The Afghan leader often accuses Pakistan of not only providing sanctuary for the Taliban, but guiding the rebels in an attempt to wield influence over Afghanistan — charges denied by Pakistani President Gen. Pervez Musharraf, a key U.S. ally in its war on terror.

Defends controversial prisoner swap
Karzai defended last month's release by Afghan authorities of five Taliban militants in exchange for a kidnapped Italian journalist, saying the case was threatening Italian Prime Minister Romano Prodi's government.

However, he ruled out further prisoner swaps.

Daniele Mastrogiacomo, of Italian daily La Repubblica, along with an Afghan translator and a driver, were kidnapped in southern Helmand province on March 5. The driver was beheaded and the translator, Ajmal Nashqbandi, is still being held.
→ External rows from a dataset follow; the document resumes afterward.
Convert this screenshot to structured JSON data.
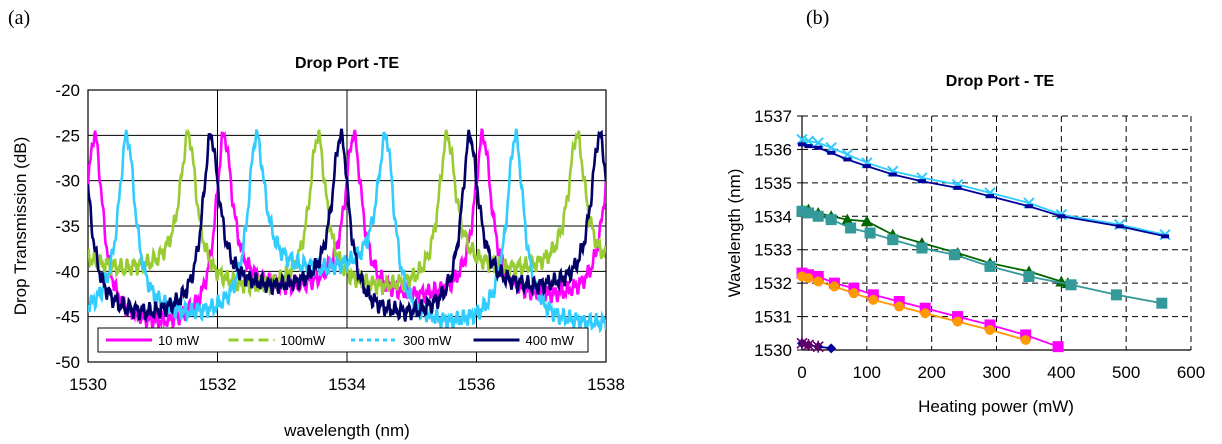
{
  "panels": [
    {
      "label": "(a)"
    },
    {
      "label": "(b)"
    }
  ],
  "chart_data": [
    {
      "type": "line",
      "title": "Drop Port  -TE",
      "xlabel": "wavelength (nm)",
      "ylabel": "Drop Transmission (dB)",
      "xlim": [
        1530,
        1538
      ],
      "ylim": [
        -50,
        -20
      ],
      "xticks": [
        1530,
        1532,
        1534,
        1536,
        1538
      ],
      "yticks": [
        -50,
        -45,
        -40,
        -35,
        -30,
        -25,
        -20
      ],
      "grid": true,
      "legend": "bottom-inside",
      "series": [
        {
          "name": "10 mW",
          "color": "#ff00ff",
          "style": "solid",
          "peaks": [
            1530.1,
            1532.1,
            1534.1,
            1536.1,
            1538.1
          ],
          "fsr": 2.0,
          "valleys": [
            [
              1531.1,
              -46
            ],
            [
              1533.1,
              -42
            ],
            [
              1535.2,
              -43
            ],
            [
              1537.2,
              -43
            ]
          ]
        },
        {
          "name": "100mW",
          "color": "#99cc33",
          "style": "dashed",
          "peaks": [
            1529.55,
            1531.55,
            1533.55,
            1535.55,
            1537.55
          ],
          "fsr": 2.0,
          "valleys": [
            [
              1530.6,
              -40
            ],
            [
              1532.6,
              -42
            ],
            [
              1534.6,
              -42
            ],
            [
              1536.6,
              -40
            ]
          ]
        },
        {
          "name": "300 mW",
          "color": "#33ccff",
          "style": "dotted",
          "peaks": [
            1530.6,
            1532.6,
            1534.6,
            1536.6
          ],
          "fsr": 2.0,
          "valleys": [
            [
              1531.6,
              -45
            ],
            [
              1533.6,
              -40
            ],
            [
              1535.6,
              -46
            ],
            [
              1537.6,
              -46
            ]
          ]
        },
        {
          "name": "400 mW",
          "color": "#000066",
          "style": "dashdot",
          "peaks": [
            1529.9,
            1531.9,
            1533.9,
            1535.9,
            1537.9
          ],
          "fsr": 2.0,
          "valleys": [
            [
              1531.0,
              -45
            ],
            [
              1533.0,
              -42
            ],
            [
              1535.0,
              -45
            ],
            [
              1537.0,
              -42
            ]
          ]
        }
      ]
    },
    {
      "type": "line",
      "title": "Drop Port - TE",
      "xlabel": "Heating power (mW)",
      "ylabel": "Wavelength (nm)",
      "xlim": [
        0,
        600
      ],
      "ylim": [
        1530,
        1537
      ],
      "xticks": [
        0,
        100,
        200,
        300,
        400,
        500,
        600
      ],
      "yticks": [
        1530,
        1531,
        1532,
        1533,
        1534,
        1535,
        1536,
        1537
      ],
      "grid": "dashed",
      "series": [
        {
          "color": "#33ccff",
          "marker": "x",
          "x": [
            0,
            10,
            25,
            45,
            70,
            100,
            140,
            185,
            240,
            290,
            350,
            400,
            490,
            560
          ],
          "y": [
            1536.3,
            1536.25,
            1536.2,
            1536.05,
            1535.85,
            1535.6,
            1535.35,
            1535.15,
            1534.95,
            1534.7,
            1534.4,
            1534.05,
            1533.75,
            1533.45
          ]
        },
        {
          "color": "#000099",
          "marker": "dash",
          "x": [
            0,
            10,
            25,
            45,
            70,
            100,
            140,
            185,
            240,
            290,
            350,
            400,
            490,
            560
          ],
          "y": [
            1536.15,
            1536.1,
            1536.05,
            1535.9,
            1535.7,
            1535.5,
            1535.25,
            1535.05,
            1534.85,
            1534.6,
            1534.3,
            1534.0,
            1533.7,
            1533.4
          ]
        },
        {
          "color": "#006600",
          "marker": "triangle",
          "x": [
            0,
            10,
            25,
            45,
            70,
            100,
            140,
            185,
            240,
            290,
            350,
            400,
            410
          ],
          "y": [
            1534.2,
            1534.2,
            1534.1,
            1534.0,
            1533.9,
            1533.85,
            1533.45,
            1533.2,
            1532.9,
            1532.6,
            1532.35,
            1532.05,
            1532.0
          ]
        },
        {
          "color": "#339999",
          "marker": "square",
          "x": [
            0,
            10,
            25,
            45,
            75,
            105,
            140,
            185,
            235,
            290,
            350,
            415,
            485,
            555
          ],
          "y": [
            1534.15,
            1534.1,
            1534.0,
            1533.9,
            1533.65,
            1533.5,
            1533.3,
            1533.05,
            1532.85,
            1532.5,
            1532.2,
            1531.95,
            1531.65,
            1531.4
          ]
        },
        {
          "color": "#ff00ff",
          "marker": "square",
          "x": [
            0,
            10,
            25,
            50,
            80,
            110,
            150,
            190,
            240,
            290,
            345,
            395
          ],
          "y": [
            1532.3,
            1532.25,
            1532.2,
            1532.0,
            1531.85,
            1531.65,
            1531.45,
            1531.25,
            1531.0,
            1530.75,
            1530.45,
            1530.1
          ]
        },
        {
          "color": "#ff9900",
          "marker": "circle",
          "x": [
            0,
            10,
            25,
            50,
            80,
            110,
            150,
            190,
            240,
            290,
            345
          ],
          "y": [
            1532.2,
            1532.15,
            1532.05,
            1531.9,
            1531.7,
            1531.5,
            1531.3,
            1531.1,
            1530.85,
            1530.6,
            1530.3
          ]
        },
        {
          "color": "#000099",
          "marker": "diamond",
          "x": [
            0,
            10,
            25,
            45
          ],
          "y": [
            1530.2,
            1530.15,
            1530.1,
            1530.05
          ]
        },
        {
          "color": "#660066",
          "marker": "star",
          "x": [
            0,
            10,
            25
          ],
          "y": [
            1530.2,
            1530.15,
            1530.1
          ]
        }
      ]
    }
  ]
}
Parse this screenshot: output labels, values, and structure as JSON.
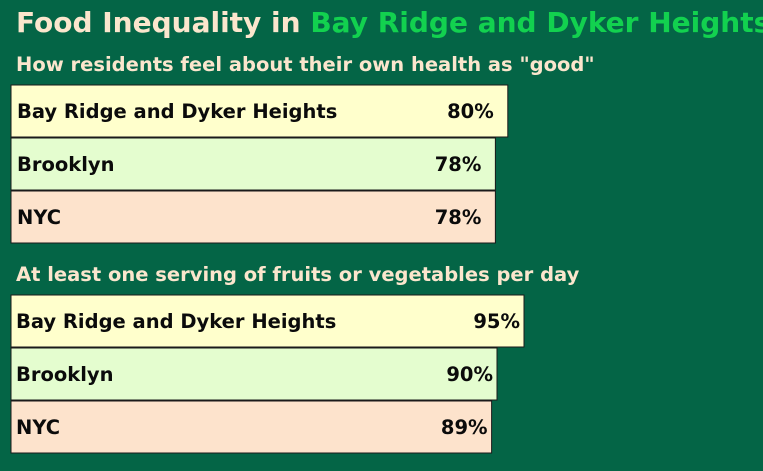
{
  "title": {
    "prefix": "Food Inequality in",
    "highlight": "Bay Ridge and Dyker Heights"
  },
  "colors": {
    "background": "#046546",
    "title_text": "#fbe6cd",
    "title_highlight": "#12d14f",
    "bar_colors": [
      "#ffffcc",
      "#e4fdcf",
      "#fde3cc"
    ],
    "bar_border": "#1a1a1a",
    "bar_text": "#0b0b0b"
  },
  "chart_data": [
    {
      "type": "bar",
      "title": "How residents feel about their own health as \"good\"",
      "categories": [
        "Bay Ridge and Dyker Heights",
        "Brooklyn",
        "NYC"
      ],
      "values": [
        80,
        78,
        78
      ],
      "value_labels": [
        "80%",
        "78%",
        "78%"
      ],
      "unit": "%"
    },
    {
      "type": "bar",
      "title": "At least one serving of fruits or vegetables per day",
      "categories": [
        "Bay Ridge and Dyker Heights",
        "Brooklyn",
        "NYC"
      ],
      "values": [
        95,
        90,
        89
      ],
      "value_labels": [
        "95%",
        "90%",
        "89%"
      ],
      "unit": "%"
    }
  ]
}
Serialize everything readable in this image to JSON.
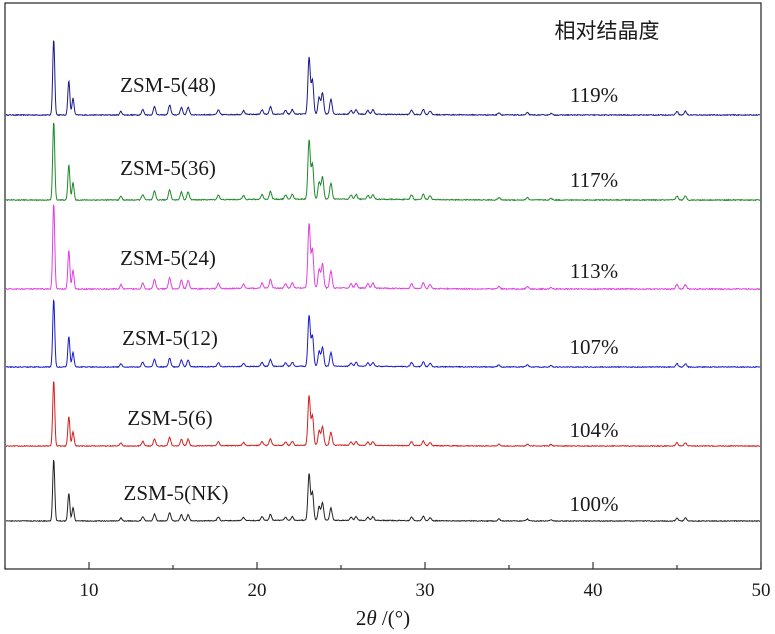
{
  "chart_data": {
    "type": "line",
    "title": "",
    "xlabel_prefix": "2",
    "xlabel_theta": "θ",
    "xlabel_unit": " /(°)",
    "ylabel": "",
    "xlim": [
      5,
      50
    ],
    "xticks": [
      10,
      20,
      30,
      40,
      50
    ],
    "xtick_labels": [
      "10",
      "20",
      "30",
      "40",
      "50"
    ],
    "grid": false,
    "column_header": "相对结晶度",
    "peaks": [
      [
        7.9,
        1.0
      ],
      [
        8.8,
        0.45
      ],
      [
        9.05,
        0.22
      ],
      [
        11.9,
        0.05
      ],
      [
        13.2,
        0.07
      ],
      [
        13.9,
        0.11
      ],
      [
        14.8,
        0.13
      ],
      [
        15.5,
        0.1
      ],
      [
        15.9,
        0.1
      ],
      [
        17.7,
        0.06
      ],
      [
        19.2,
        0.05
      ],
      [
        20.3,
        0.06
      ],
      [
        20.8,
        0.1
      ],
      [
        21.7,
        0.05
      ],
      [
        22.1,
        0.06
      ],
      [
        23.1,
        0.75
      ],
      [
        23.3,
        0.45
      ],
      [
        23.7,
        0.22
      ],
      [
        23.9,
        0.28
      ],
      [
        24.4,
        0.2
      ],
      [
        25.6,
        0.05
      ],
      [
        25.9,
        0.06
      ],
      [
        26.6,
        0.05
      ],
      [
        26.9,
        0.06
      ],
      [
        29.2,
        0.06
      ],
      [
        29.9,
        0.07
      ],
      [
        30.3,
        0.05
      ],
      [
        34.4,
        0.03
      ],
      [
        36.1,
        0.03
      ],
      [
        37.5,
        0.02
      ],
      [
        45.0,
        0.05
      ],
      [
        45.5,
        0.05
      ]
    ],
    "series": [
      {
        "name": "ZSM-5(48)",
        "crystallinity": "119%",
        "color": "#1a1a8c",
        "scale": 1.0
      },
      {
        "name": "ZSM-5(36)",
        "crystallinity": "117%",
        "color": "#1f8a2a",
        "scale": 1.0
      },
      {
        "name": "ZSM-5(24)",
        "crystallinity": "113%",
        "color": "#e040e0",
        "scale": 1.05
      },
      {
        "name": "ZSM-5(12)",
        "crystallinity": "107%",
        "color": "#1a1acc",
        "scale": 0.9
      },
      {
        "name": "ZSM-5(6)",
        "crystallinity": "104%",
        "color": "#d42020",
        "scale": 0.85
      },
      {
        "name": "ZSM-5(NK)",
        "crystallinity": "100%",
        "color": "#222222",
        "scale": 0.82
      }
    ]
  }
}
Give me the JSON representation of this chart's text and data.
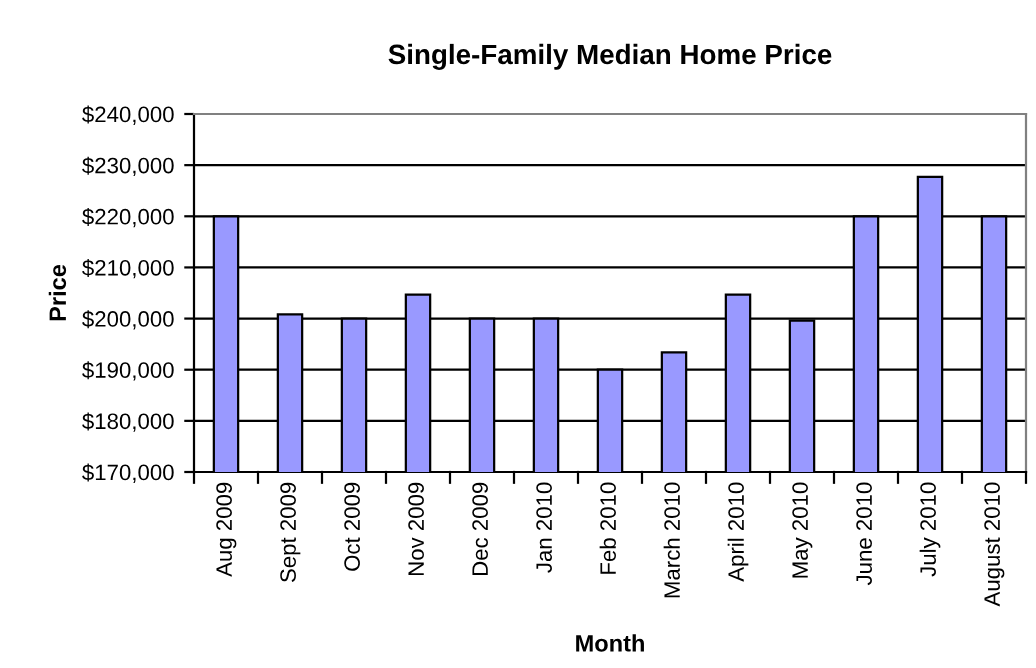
{
  "chart_data": {
    "type": "bar",
    "title": "Single-Family Median Home Price",
    "xlabel": "Month",
    "ylabel": "Price",
    "categories": [
      "Aug 2009",
      "Sept 2009",
      "Oct 2009",
      "Nov 2009",
      "Dec 2009",
      "Jan 2010",
      "Feb 2010",
      "March 2010",
      "April 2010",
      "May 2010",
      "June 2010",
      "July 2010",
      "August 2010"
    ],
    "values": [
      220000,
      200800,
      200000,
      204700,
      200000,
      200000,
      190000,
      193400,
      204700,
      199600,
      220000,
      227700,
      220000
    ],
    "color": "#9999ff",
    "ylim": [
      170000,
      240000
    ],
    "yticks": [
      {
        "value": 170000,
        "label": "$170,000"
      },
      {
        "value": 180000,
        "label": "$180,000"
      },
      {
        "value": 190000,
        "label": "$190,000"
      },
      {
        "value": 200000,
        "label": "$200,000"
      },
      {
        "value": 210000,
        "label": "$210,000"
      },
      {
        "value": 220000,
        "label": "$220,000"
      },
      {
        "value": 230000,
        "label": "$230,000"
      },
      {
        "value": 240000,
        "label": "$240,000"
      }
    ],
    "grid": "y",
    "legend": false
  }
}
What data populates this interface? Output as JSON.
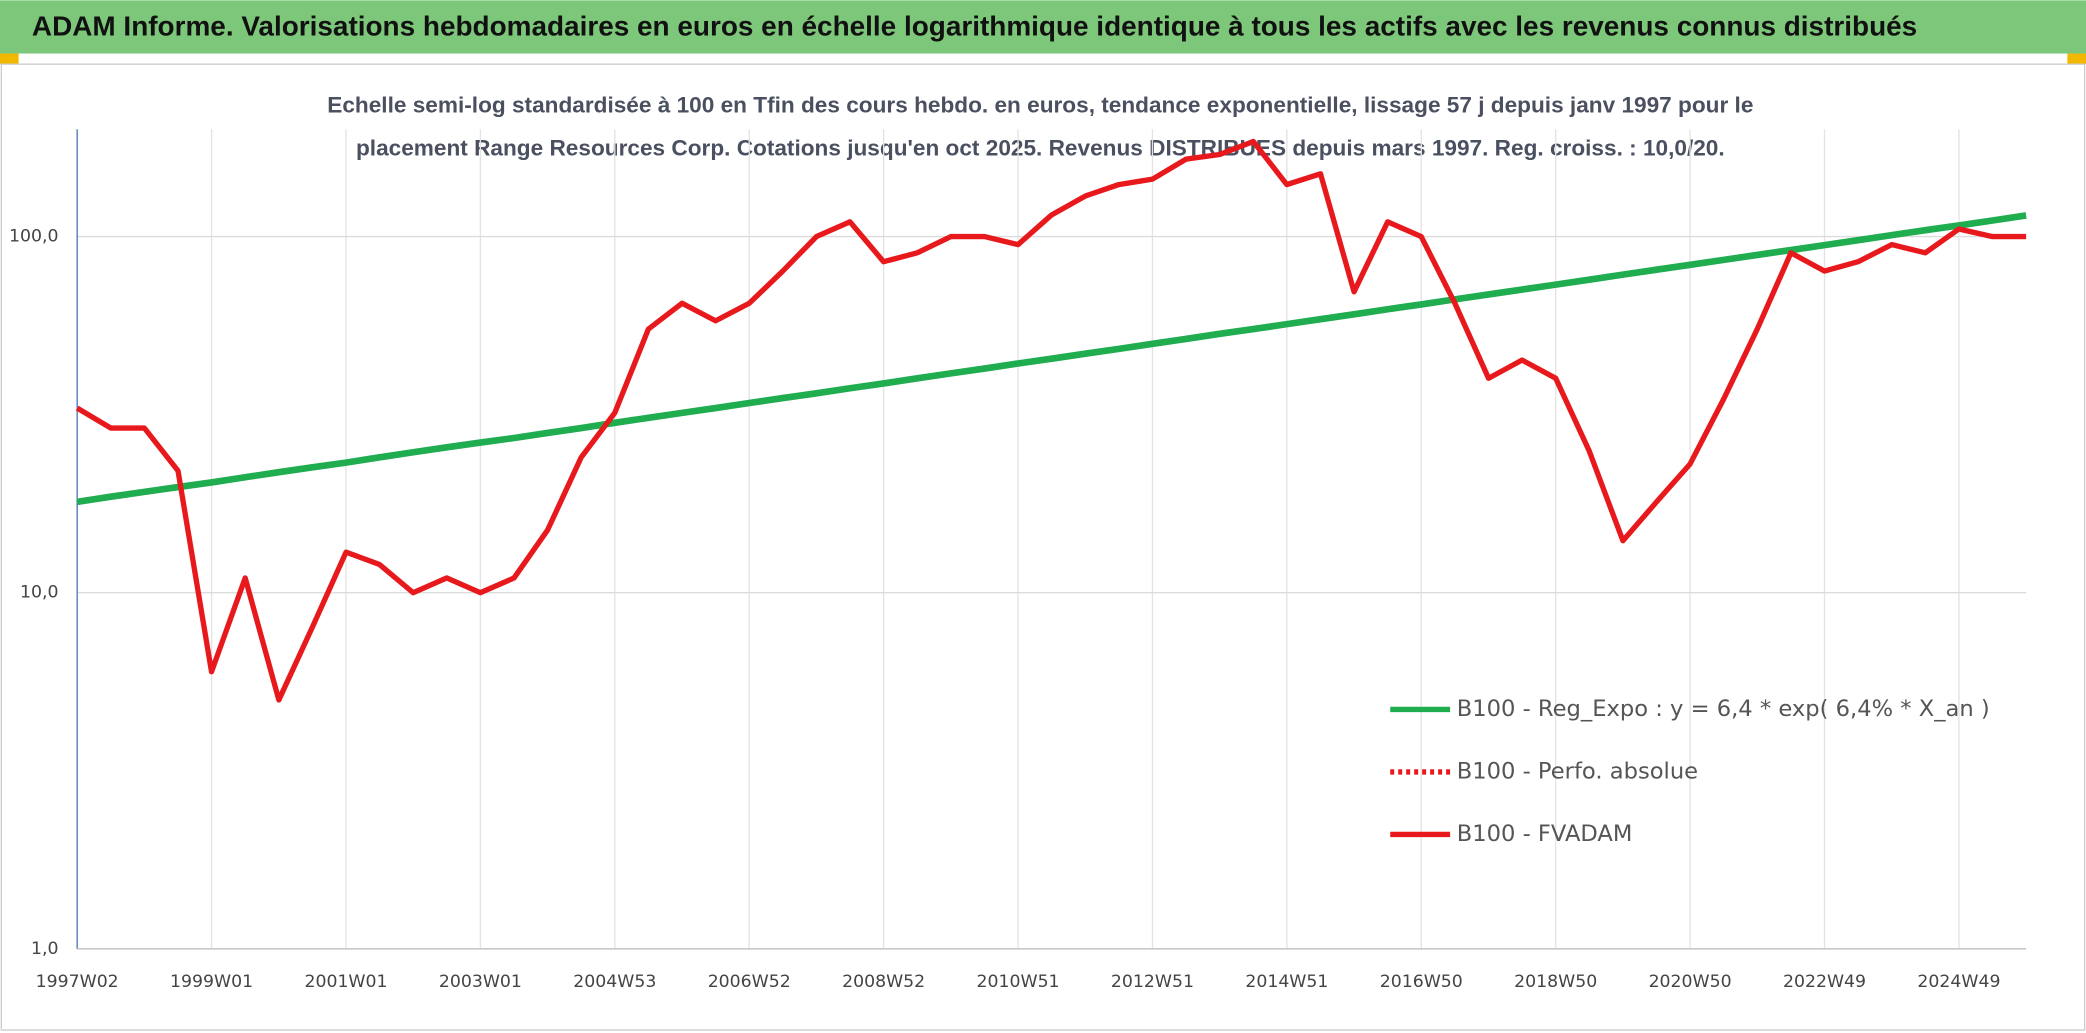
{
  "chart_data": {
    "type": "line",
    "title": "ADAM Informe. Valorisations hebdomadaires en euros en échelle logarithmique identique à tous les actifs avec les revenus connus distribués",
    "subtitle": [
      "Echelle semi-log standardisée à 100 en Tfin des cours hebdo. en euros, tendance exponentielle, lissage 57 j depuis janv 1997 pour le",
      "placement Range Resources Corp. Cotations jusqu'en oct 2025. Revenus DISTRIBUES depuis mars 1997. Reg. croiss. : 10,0/20."
    ],
    "categories": [
      "1997W02",
      null,
      null,
      null,
      "1999W01",
      null,
      null,
      null,
      "2001W01",
      null,
      null,
      null,
      "2003W01",
      null,
      null,
      null,
      "2004W53",
      null,
      null,
      null,
      "2006W52",
      null,
      null,
      null,
      "2008W52",
      null,
      null,
      null,
      "2010W51",
      null,
      null,
      null,
      "2012W51",
      null,
      null,
      null,
      "2014W51",
      null,
      null,
      null,
      "2016W50",
      null,
      null,
      null,
      "2018W50",
      null,
      null,
      null,
      "2020W50",
      null,
      null,
      null,
      "2022W49",
      null,
      null,
      null,
      "2024W49",
      null,
      null
    ],
    "series": [
      {
        "name": "B100 - Reg_Expo : y = 6,4 * exp( 6,4% *  X_an )",
        "color": "#1fad4f",
        "style": "solid",
        "values": [
          18.0,
          18.6,
          19.2,
          19.8,
          20.4,
          21.1,
          21.8,
          22.5,
          23.2,
          24.0,
          24.8,
          25.6,
          26.4,
          27.2,
          28.1,
          29.0,
          30.0,
          31.0,
          32.0,
          33.0,
          34.1,
          35.2,
          36.3,
          37.5,
          38.7,
          40.0,
          41.3,
          42.6,
          44.0,
          45.4,
          46.9,
          48.4,
          50.0,
          51.6,
          53.3,
          55.0,
          56.8,
          58.6,
          60.5,
          62.5,
          64.5,
          66.6,
          68.8,
          71.0,
          73.3,
          75.7,
          78.2,
          80.7,
          83.3,
          86.0,
          88.8,
          91.7,
          94.6,
          97.7,
          100.9,
          104.2,
          107.5,
          111.0,
          114.6
        ]
      },
      {
        "name": "B100 - Perfo. absolue",
        "color": "#e8191c",
        "style": "dotted",
        "values": [
          null,
          null,
          null,
          null,
          null,
          null,
          null,
          null,
          null,
          null,
          null,
          null,
          null,
          null,
          null,
          null,
          null,
          null,
          null,
          null,
          null,
          null,
          null,
          null,
          null,
          null,
          null,
          null,
          null,
          null,
          null,
          null,
          null,
          null,
          null,
          null,
          null,
          null,
          null,
          null,
          null,
          null,
          null,
          null,
          null,
          null,
          null,
          null,
          null,
          null,
          null,
          null,
          null,
          null,
          null,
          null,
          null,
          null,
          null
        ]
      },
      {
        "name": "B100 - FVADAM",
        "color": "#e8191c",
        "style": "solid",
        "values": [
          33,
          29,
          29,
          22,
          6,
          11,
          5,
          8,
          13,
          12,
          10,
          11,
          10,
          11,
          15,
          24,
          32,
          55,
          65,
          58,
          65,
          80,
          100,
          110,
          85,
          90,
          100,
          100,
          95,
          115,
          130,
          140,
          145,
          165,
          170,
          185,
          140,
          150,
          70,
          110,
          100,
          65,
          40,
          45,
          40,
          25,
          14,
          18,
          23,
          35,
          55,
          90,
          80,
          85,
          95,
          90,
          105,
          100,
          100
        ]
      }
    ],
    "log_y": true,
    "ylim": [
      1,
      200
    ],
    "yticks": [
      {
        "value": 1,
        "label": "1,0"
      },
      {
        "value": 10,
        "label": "10,0"
      },
      {
        "value": 100,
        "label": "100,0"
      }
    ],
    "grid": true,
    "legend": "lower-right"
  }
}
"The Italian prime minister called me several times and asked for cooperation from our side," Karzai said. "The Italian government was facing collapse," Karzai said.

"For (the sake) of all the help from the Italian people, even though we knew what this action will cause, we had to do it," Karzai said of the exchange.

Italy has some 1,800 troops in western Afghanistan as part of the NATO-led security force, and is also funding construction of a key road road to link the central province of Bamiyan with Kabul.

The prisoner swap that secured Mastrogiacomo's March 19 release has been criticised by Afghan lawmakers and foreigners working in Afghanistan as an incentive for more militant kidnappings.

Karzai ruled out another swap to secure the freedom of two French workers with the aid group Terre d'Enfance and three Afghans who were abducted in southwestern Afghanistan on Tuesday

"No, that is not possible," he said.